The guards stopped, looked down at me as if I were something stuck to the bottom of their boots.

"What?" the left one muttered.

"Look at me," I said, lifting my hands a little so they could see the caked mud and the dried, flaky blood stiffening the fabric of my shirt. "I’ve been in a cell for four days. I smell like rot, and my clothes are glued to my skin. Let me wash off in the shallows for two minutes. I'm not going anywhere in these chains anyway."

The big one looked at the rushing river, then back at me. He actually laughed. "You want to jump in there? Go ahead. Save us the walk. That water will snap your neck in five seconds."

"I’m just staying by the rocks," I lied, keeping my voice as pathetic and miserable as possible. "Please. I can barely breathe with this grime on my face."

They traded a look, shrugged, and the big one unlocked the heavy iron cuffs around my wrists, keeping his hand on his dagger. "Two minutes. If you try to run, I’ll take your legs off."

"Thanks," I muttered.

I stumbled down the slick rocks toward the bank, my bare feet stinging against the rocks. The water looked almost black, churning violently as it rushed down from the northern peaks. I didn't hesitate. If I thought about how cold it was going to be, I’d lose my nerve.

I took one deep, freezing breath, stepped onto the ledge, and launched myself straight into the middle of the white water.

The river wasn’t actually that bad at first, cold enough to make me shiver, sure, but manageable.

"Hey! What the hell—"

The guard’s shout was cut off instantly as the river swallowed me whole.

It felt like hitting a brick wall made of solid ice. The cold punched every bit of air right out of my lungs, and for a second, my brain went completely blank with panic. The current grabbed me like a ragdoll, spinning me around and slamming my shoulder against a submerged boulder. I fought my way up, gasping for a breath of air, before the river dragged me under again.

I couldn't even see where I was going.
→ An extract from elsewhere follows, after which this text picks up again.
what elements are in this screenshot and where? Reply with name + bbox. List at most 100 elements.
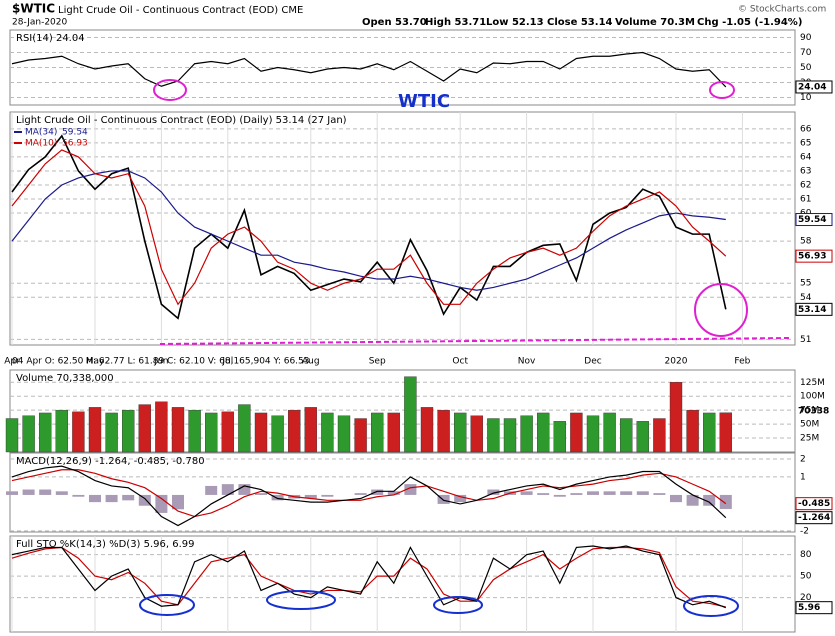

Everything was a blur of dark green, white foam, and freezing pain. I didn't try to swim against it. That would just drain the little strength I had left. Instead, I just tried to keep my head up, letting the river carry me away from the border, away from the goons, and away from the Hollowland.

I didn't know how long I drifted. Seconds, minutes, it all felt like one endless, numbing nightmare. My fingers went numb first, then my arms, until I couldn't even tell if I was paddling or just floating like a dead branch.

Then, the sound changed.

A deep vibration rolled from the river, rattling through my bones. The water started moving faster, tilting downward.

A waterfall.

"Oh, shit," I tried to yell, but a wave choked me before the word could even leave my mouth.

Before I could grab onto a rock or even try to swim to the bank, the floor dropped out from under me.

I was airborne for a terrifying split second, the wind catching my wet hair, and then I was falling.

The second I went over that waterfall, everything changed. I expected the plunge to shock my system with pure, bone-chilling ice, but instead, the water suddenly turned warmer with an unnatural, heavy heat that swirled around me like a subterranean hot spring the closer I drifted toward the ledge.

I hit the deep plunge pool at the bottom of the falls with a massive splash, sinking straight down into the darkness. The pressure was immense, pressing against my ears, but the water here was calmer.

My vision was tunneling into black spots. I was falling forward, my arms giving out entirely, and I braced myself to smash right into the jagged rocks.

Instead, I hit something solid and surprisingly warm.

I forced my heavy eyelids open, squinting through the wet hair plastered across my face. I hadn't hit the ground. I had plummeted right off the ledge and landed sideways across a man’s lap, my dripping wet head resting against his thigh.

He stayed completely still, making no move to pull away, and didn't try to push me off. He just sat there naked on a low rock by the water's edge, looking down at me with wide eyes like I was something strange the waterfall had just thrown up.

Hell! What kind of psycho freezes their ass off in this ice water?